Complete step-by-step answer:
The number formed using the given conditions will have an even number of digits.
Let us consider the $ 2n+2 $ digit number 444...8889.
There are half as many 4s and half as many 8s but one 9.
The number of 4s will be $ n+1 $ , 8s will be $ n $ and 9s will be just 1.
 $ \underbrace{4444...44}_{n+1}\underbrace{888...88}_{n}\underbrace{9}_{1} $
The number can be written in expanded form as:
$ 4\times \left( {{10}^{2n+1}}+{{10}^{2n}}+...+{{10}^{n+1}} \right)+8\times \left( {{10}^{n}}+{{10}^{n-1}}+...+{{10}^{1}} \right)+9\times {{10}^{0}} $
Since the sums of powers of 10 form a geometric series, we can write it as:
= $ 4\times \left[ {{10}^{n+1}}\left( \dfrac{{{10}^{n+1}}-1}{10-1} \right) \right]+8\times \left[ 10\left( \dfrac{{{10}^{n}}-1}{10-1} \right) \right]+9 $
Separating $ \dfrac{1}{9} $ as a common factor from all the terms, we get:
= $ \dfrac{1}{9}\left[ 4\times {{10}^{n+1}}\left( {{10}^{n+1}}-1 \right)+8\times 10\left( {{10}^{n}}-1 \right)+81 \right] $
On multiplying the terms inside the bracket, we get:
= $ \dfrac{1}{9}\left( 4\times {{10}^{2n+2}}-4\times {{10}^{n+1}}+8\times {{10}^{n+1}}-80+81 \right) $
Let us put $ {{10}^{n+1}}=x $ for easier writing, observation and manipulation.
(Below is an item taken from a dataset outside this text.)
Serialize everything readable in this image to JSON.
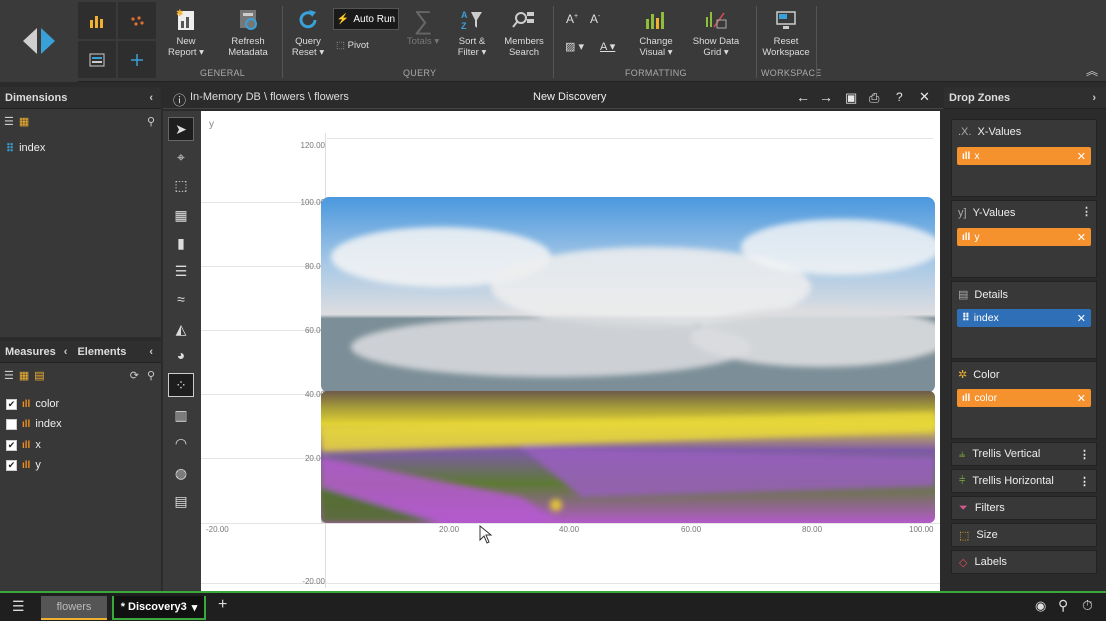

= $ \dfrac{1}{9}\left( 4{{x}^{2}}+4x+1 \right) $
= $ \dfrac{1}{9}{{\left( 2x+1 \right)}^{2}} $
= $ {{\left( \dfrac{2x+1}{3} \right)}^{2}} $
= $ {{\left( \dfrac{2\times {{10}^{n+1}}+1}{3} \right)}^{2}} $
Since the expression $ 2\times {{10}^{n+1}}+1 $ is always divisible by 3 for any value of n (the sum of the digits is always 3), we can say that the given number is the square of an integer, for any positive integer value of n.
Hence proved.

Note: The expanded form of a number is more useful in solving equations as it clearly shows the mathematical relation between the individual numbers (digits).
e.g. A two-digit number can be written as $ 10x+y $ , which is a more usable form in equations.
The number formed by recurring decimals is the sum of an infinite series whose common ratio is of the form $ \dfrac{1}{{{10}^{n}}} $ .
There are many number bases (like binary, hexa-decimal, etc.) used in various applications, but base 10 is the most widely used form since ancient times, chiefly because we have 10 fingers to count.